Je veux néanmoins insister, et je concluerai sur ce point, sur le projet de Charte des droits fondamentaux, actuellement en cours de rédaction dans une Convention composée majoritairement de Parlementaires nationaux et européens, et qui doit, conformément aux conclusions de Cologne de juin 1999, être adopté par les trois principales institutions communautaires sous notre présidence.

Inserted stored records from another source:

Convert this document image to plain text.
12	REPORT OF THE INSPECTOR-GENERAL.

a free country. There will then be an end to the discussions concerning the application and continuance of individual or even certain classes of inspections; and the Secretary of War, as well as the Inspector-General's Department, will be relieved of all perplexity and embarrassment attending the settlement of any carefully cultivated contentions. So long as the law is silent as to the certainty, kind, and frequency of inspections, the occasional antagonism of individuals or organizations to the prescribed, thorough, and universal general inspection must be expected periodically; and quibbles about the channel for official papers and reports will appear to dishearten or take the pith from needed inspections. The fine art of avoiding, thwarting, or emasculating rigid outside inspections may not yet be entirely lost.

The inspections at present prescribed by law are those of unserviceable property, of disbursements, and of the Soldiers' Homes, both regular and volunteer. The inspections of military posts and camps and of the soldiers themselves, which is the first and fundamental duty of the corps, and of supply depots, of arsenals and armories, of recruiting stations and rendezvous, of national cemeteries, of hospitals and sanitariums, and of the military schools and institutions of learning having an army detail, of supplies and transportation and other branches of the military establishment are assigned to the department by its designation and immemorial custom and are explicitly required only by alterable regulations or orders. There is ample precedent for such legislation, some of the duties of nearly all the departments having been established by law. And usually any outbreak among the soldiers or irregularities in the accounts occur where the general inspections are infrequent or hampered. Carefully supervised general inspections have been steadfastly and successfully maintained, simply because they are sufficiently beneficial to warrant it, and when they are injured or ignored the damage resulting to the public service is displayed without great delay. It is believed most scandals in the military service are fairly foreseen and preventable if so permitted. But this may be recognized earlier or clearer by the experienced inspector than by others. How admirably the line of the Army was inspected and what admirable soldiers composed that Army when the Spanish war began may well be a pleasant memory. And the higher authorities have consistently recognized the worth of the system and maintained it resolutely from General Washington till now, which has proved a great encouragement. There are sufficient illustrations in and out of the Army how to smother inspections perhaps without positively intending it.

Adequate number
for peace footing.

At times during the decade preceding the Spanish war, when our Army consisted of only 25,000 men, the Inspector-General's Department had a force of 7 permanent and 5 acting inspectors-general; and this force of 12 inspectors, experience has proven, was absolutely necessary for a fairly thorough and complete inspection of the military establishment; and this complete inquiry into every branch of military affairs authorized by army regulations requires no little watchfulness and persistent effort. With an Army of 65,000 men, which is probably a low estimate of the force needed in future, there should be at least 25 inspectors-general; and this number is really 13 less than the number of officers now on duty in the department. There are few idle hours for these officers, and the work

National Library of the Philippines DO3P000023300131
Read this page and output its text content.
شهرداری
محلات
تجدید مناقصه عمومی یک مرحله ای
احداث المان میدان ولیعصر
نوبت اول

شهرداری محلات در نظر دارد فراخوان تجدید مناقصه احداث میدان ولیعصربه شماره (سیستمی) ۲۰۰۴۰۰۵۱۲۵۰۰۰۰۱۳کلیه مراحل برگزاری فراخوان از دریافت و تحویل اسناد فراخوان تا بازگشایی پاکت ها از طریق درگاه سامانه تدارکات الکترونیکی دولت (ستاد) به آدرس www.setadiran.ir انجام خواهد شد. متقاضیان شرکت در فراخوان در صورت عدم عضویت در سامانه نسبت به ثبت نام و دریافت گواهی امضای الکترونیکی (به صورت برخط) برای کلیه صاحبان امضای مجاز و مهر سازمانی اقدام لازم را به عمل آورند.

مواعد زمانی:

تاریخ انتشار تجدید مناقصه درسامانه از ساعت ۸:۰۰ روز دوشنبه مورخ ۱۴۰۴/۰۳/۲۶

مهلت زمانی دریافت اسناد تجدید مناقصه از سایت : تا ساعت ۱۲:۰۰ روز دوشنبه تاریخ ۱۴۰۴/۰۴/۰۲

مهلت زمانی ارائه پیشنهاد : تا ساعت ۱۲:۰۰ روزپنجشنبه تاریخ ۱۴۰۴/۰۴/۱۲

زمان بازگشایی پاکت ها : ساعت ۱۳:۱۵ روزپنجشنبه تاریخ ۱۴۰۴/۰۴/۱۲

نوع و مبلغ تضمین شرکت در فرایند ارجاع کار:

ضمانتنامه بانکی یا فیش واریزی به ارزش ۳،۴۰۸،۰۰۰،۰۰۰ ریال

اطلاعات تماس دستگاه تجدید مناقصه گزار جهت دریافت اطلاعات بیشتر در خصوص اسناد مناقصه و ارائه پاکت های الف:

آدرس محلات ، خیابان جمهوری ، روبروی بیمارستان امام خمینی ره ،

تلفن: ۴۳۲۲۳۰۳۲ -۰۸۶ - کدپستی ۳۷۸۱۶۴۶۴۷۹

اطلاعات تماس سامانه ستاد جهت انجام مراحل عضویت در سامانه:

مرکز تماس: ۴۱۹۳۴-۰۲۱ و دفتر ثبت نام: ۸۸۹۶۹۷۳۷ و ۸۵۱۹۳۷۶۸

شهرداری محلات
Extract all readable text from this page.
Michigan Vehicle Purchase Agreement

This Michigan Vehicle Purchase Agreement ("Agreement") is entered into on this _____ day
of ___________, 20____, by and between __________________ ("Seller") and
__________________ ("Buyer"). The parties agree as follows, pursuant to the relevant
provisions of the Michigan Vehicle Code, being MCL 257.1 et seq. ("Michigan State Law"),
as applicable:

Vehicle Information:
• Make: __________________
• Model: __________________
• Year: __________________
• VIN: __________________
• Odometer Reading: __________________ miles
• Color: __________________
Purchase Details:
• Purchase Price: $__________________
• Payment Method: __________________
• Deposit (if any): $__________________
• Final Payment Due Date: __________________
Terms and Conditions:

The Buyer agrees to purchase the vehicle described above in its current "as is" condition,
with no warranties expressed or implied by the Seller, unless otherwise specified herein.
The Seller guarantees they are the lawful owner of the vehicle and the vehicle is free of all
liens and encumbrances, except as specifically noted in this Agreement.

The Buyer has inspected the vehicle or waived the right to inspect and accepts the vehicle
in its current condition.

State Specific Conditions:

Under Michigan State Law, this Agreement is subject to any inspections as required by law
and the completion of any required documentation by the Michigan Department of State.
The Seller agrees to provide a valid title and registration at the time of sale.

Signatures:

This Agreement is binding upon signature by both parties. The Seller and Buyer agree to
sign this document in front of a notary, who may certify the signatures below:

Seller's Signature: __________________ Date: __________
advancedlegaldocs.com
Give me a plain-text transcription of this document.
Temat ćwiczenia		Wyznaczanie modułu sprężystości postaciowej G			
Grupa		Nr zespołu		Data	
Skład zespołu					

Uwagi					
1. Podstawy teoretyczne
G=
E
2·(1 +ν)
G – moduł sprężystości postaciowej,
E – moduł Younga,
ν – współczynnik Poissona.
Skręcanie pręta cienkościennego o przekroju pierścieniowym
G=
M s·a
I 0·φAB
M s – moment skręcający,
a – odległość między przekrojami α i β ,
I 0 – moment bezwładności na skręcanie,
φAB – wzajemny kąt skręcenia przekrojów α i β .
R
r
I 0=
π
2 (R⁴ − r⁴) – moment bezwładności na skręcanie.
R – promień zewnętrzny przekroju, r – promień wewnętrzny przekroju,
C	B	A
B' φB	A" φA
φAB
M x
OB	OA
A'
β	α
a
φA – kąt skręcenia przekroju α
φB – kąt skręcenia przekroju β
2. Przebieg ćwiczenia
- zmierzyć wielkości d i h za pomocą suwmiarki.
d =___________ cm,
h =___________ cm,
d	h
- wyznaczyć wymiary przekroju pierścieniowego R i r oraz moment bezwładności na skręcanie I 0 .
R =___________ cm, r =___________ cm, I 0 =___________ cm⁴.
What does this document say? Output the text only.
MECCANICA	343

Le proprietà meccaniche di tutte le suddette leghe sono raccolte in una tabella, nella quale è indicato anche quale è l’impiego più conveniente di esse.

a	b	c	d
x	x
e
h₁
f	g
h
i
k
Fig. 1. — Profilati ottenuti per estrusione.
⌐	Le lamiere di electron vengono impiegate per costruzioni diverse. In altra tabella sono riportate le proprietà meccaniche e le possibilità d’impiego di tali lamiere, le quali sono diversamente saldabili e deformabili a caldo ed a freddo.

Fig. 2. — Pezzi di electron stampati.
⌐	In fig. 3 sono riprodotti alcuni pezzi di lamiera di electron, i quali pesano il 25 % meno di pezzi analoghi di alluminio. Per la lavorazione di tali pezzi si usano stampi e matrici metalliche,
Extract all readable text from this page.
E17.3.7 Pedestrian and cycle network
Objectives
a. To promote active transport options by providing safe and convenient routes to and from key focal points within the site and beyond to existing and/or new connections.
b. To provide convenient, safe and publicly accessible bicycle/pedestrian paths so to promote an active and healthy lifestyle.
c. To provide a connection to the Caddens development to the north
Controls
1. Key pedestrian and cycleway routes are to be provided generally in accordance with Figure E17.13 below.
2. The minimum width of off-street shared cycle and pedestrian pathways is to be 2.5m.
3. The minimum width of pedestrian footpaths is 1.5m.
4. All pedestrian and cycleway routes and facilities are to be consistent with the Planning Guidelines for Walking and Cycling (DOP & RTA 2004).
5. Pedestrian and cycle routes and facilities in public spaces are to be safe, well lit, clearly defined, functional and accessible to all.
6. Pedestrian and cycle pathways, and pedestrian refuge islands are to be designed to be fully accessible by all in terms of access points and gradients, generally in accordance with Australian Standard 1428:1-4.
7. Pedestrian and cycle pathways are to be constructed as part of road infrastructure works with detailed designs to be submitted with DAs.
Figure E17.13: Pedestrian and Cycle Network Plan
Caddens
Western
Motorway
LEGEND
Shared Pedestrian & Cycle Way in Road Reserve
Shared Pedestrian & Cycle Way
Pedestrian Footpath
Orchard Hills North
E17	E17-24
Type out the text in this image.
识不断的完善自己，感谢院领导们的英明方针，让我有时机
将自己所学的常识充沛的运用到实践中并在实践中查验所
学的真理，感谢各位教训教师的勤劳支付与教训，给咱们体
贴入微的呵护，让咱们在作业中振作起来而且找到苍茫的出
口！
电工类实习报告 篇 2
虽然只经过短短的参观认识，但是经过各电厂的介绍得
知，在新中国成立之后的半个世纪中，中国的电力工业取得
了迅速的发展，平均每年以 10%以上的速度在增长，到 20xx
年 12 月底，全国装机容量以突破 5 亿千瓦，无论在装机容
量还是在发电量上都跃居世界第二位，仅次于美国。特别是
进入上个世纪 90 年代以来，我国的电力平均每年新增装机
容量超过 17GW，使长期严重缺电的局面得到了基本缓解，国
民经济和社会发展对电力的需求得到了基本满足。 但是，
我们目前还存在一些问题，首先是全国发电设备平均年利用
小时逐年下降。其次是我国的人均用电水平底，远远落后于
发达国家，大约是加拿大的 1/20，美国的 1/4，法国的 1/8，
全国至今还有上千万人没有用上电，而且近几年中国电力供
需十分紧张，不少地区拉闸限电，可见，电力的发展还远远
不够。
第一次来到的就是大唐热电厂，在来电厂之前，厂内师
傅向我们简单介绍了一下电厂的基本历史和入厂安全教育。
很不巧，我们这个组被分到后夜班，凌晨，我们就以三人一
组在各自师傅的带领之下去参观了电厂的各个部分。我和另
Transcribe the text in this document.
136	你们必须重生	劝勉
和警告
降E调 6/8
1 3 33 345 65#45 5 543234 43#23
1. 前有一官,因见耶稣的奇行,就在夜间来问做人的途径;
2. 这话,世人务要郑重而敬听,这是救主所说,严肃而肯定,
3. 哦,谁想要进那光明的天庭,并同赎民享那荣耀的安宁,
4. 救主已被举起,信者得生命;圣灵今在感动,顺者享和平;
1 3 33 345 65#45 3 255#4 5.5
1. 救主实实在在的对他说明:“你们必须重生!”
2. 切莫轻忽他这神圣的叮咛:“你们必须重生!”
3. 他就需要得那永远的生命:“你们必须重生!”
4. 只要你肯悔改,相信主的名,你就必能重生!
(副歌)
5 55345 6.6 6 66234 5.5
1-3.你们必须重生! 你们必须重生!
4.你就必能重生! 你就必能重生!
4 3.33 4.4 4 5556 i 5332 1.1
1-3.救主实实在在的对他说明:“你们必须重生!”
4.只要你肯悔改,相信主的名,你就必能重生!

Vous le savez, cette initiative, tout à fait originale et forte de sens, doit permettre la rédaction d'un texte regroupant l'ensemble des droits fondamentaux et des valeurs qui fondent le contrat européen et déterminent notre identité de citoyens d'Europe. Les conclusions de Cologne ont très clairement indiqué ainsi qu'outre les droits politiques fondamentaux inspirés à la Convention européenne des Droits de l'Homme et les droits découlant de la citoyenneté européenne, doivent figurer dans cette Charte des droits économiques et sociaux. Les travaux de la Convention font aujourd'hui apparaître que certains de nos partenaires souhaiteraient voir cette partie réduite à la portion congrue : c'est, pour nous, parfaitement inacceptable.
Des droits tels que le droit au travail ou encore le droit de grève et le droit à la sécurité sociale, mais aussi l'égal accès pour tous aux services d'intérêt général, participent du socle des droits fondamentaux européens.
J'ai rappelé à nos partenaires notre conception exigeante, il y a à peine deux jours lors du Conseil Affaires générales, et je leur ai dit très clairement qu'il n'était aucunement dans l'intention de notre prochaine présidence de se résigner à un texte sans un contenu fort, en particulier en ce qui concerne les droits économiques et sociaux.
Pour nous, la présence substantielle de tels droits fonde la légitimité même de ce projet, qui doit être le reflet du modèle de civilisation européen, dont l'une des caractéristiques propres est bien précisément de faire du progrès social et humain l'élément fondamental du développement de la société. Le gouvernement fera donc preuve d'une très grande détermination pour que la présidence française de l'Union, par l'adoption d'une Charte des droits fondamentaux au fort contenu social, en soit l'illustration./.